In this systematic review, we found 33 instruments for measuring the level of multimorbidity in community-dwelling individuals that predict or explore the association of multimorbidity with at least one specified outcome. Disease Count and weighted indices like the CCI, the ERA and EI were commonly used for measuring the level of multimorbidity. Other approaches to measuring the level of multimorbidity included case-mix or pharmaceutical-based instruments.

We found continuing interest in measuring the level of multimorbidity with Disease Count and Drug Count. There has also been a rise in the development of novel weighted indices using prognostic models or validation of existing well-established instruments like the CCI over the last few years. There is currently an absence of a gold standard for where to obtain chronic disease information. The most suitable instrument will depend on the specified outcome of interest, the study population and the type of data and resources available.

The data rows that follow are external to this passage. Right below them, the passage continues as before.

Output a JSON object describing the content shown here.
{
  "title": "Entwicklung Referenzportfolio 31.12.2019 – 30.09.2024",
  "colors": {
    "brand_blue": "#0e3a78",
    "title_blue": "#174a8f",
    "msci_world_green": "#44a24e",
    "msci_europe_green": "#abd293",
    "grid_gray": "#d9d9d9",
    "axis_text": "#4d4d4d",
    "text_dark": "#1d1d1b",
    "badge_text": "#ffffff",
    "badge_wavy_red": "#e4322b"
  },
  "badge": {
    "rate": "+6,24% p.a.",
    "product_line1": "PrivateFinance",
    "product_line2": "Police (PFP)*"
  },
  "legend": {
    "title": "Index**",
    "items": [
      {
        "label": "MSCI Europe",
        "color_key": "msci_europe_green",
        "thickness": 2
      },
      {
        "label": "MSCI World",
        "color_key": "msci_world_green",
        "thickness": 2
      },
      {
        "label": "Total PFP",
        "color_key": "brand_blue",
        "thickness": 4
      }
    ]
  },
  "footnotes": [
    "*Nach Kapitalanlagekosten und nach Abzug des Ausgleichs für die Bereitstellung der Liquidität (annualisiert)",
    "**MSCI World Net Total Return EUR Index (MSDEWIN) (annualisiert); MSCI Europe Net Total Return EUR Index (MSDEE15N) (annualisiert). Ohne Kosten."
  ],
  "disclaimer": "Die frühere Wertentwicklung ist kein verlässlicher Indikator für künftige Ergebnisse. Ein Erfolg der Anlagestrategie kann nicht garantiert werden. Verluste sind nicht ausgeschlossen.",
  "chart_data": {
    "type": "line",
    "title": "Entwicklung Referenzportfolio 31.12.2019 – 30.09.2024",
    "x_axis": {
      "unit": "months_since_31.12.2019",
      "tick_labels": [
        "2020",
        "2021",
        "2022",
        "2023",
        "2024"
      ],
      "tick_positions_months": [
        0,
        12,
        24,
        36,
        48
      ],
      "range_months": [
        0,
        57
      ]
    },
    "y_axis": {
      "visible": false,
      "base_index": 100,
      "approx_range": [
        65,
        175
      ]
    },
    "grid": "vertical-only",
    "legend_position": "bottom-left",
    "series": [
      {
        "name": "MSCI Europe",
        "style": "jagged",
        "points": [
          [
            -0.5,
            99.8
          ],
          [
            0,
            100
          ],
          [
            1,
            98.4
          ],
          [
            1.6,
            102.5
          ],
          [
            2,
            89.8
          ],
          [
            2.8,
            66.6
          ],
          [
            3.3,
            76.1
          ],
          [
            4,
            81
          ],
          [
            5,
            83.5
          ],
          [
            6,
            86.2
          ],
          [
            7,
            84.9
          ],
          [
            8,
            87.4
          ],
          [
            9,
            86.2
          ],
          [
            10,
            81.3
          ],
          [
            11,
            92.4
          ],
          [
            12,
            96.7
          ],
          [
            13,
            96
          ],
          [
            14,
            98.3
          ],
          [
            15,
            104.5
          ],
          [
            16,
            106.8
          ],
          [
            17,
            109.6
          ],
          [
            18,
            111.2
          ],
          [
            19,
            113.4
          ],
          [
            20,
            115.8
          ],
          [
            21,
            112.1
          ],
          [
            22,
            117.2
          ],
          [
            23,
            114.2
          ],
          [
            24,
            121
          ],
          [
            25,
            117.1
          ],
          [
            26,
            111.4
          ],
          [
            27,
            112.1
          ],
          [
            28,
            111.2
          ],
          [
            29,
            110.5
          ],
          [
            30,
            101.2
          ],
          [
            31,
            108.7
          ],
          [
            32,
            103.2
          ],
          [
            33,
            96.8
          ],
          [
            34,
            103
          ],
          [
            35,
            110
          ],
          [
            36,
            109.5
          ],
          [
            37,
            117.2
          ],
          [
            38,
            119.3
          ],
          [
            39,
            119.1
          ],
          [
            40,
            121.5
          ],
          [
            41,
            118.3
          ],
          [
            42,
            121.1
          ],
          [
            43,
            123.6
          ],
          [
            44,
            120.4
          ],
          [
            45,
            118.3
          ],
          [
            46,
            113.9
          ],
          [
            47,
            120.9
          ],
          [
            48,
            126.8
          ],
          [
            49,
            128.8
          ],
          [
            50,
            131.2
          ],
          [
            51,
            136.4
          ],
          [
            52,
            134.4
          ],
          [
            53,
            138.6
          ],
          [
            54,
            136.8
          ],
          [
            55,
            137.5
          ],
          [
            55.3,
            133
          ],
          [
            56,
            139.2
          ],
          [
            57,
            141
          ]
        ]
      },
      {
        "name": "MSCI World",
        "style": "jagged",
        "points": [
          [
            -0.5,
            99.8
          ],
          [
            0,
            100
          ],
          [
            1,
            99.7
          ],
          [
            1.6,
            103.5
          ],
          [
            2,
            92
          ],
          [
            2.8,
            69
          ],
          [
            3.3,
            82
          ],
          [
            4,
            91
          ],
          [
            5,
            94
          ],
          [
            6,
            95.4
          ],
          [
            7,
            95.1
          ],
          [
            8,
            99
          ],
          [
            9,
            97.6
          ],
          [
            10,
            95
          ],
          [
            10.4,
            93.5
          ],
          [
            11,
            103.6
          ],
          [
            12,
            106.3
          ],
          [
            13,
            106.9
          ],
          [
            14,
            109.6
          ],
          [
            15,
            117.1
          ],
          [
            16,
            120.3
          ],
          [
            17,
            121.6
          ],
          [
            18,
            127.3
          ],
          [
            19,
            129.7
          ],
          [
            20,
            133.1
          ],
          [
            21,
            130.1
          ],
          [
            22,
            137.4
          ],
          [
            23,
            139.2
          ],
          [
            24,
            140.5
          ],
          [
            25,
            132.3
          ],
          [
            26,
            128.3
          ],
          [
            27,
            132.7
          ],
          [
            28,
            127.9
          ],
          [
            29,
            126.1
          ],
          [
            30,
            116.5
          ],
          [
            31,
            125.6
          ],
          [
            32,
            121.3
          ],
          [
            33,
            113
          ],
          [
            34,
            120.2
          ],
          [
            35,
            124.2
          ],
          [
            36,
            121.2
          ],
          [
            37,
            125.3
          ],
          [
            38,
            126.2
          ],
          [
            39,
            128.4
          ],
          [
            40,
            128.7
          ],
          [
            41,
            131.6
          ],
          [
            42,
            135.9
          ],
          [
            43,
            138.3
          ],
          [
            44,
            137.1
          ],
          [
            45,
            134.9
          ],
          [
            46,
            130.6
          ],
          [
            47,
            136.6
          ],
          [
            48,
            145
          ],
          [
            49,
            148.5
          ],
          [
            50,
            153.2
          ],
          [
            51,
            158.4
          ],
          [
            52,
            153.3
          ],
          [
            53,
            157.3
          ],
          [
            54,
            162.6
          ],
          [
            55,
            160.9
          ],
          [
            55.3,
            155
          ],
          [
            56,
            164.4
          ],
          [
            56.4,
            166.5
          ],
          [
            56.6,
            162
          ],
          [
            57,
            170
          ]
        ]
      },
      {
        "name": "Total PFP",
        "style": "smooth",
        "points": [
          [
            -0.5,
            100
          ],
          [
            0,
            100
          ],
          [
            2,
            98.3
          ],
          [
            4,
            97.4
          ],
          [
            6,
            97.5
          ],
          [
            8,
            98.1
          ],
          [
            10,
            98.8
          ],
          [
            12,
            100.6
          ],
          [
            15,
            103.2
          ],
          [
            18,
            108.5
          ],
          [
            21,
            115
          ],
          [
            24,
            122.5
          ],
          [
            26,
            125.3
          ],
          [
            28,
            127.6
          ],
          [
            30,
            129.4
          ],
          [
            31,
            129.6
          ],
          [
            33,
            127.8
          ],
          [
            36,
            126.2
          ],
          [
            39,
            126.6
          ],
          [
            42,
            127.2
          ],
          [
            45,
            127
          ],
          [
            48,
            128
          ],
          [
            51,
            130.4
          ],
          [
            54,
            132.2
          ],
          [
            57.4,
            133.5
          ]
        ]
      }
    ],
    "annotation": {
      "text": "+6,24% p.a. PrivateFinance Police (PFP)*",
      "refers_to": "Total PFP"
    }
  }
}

Finally, there is still much work to improve on the body of knowledge of multimorbidity when most investigators in the last decade measured multimorbidity without including some of the important outcome measures of multimorbidity. We also suggest that a clear description of the instruments is required in the publication of multimorbidity studies to counter the frequent lack of information currently seen so as to contribute to robust multimorbidity research in future.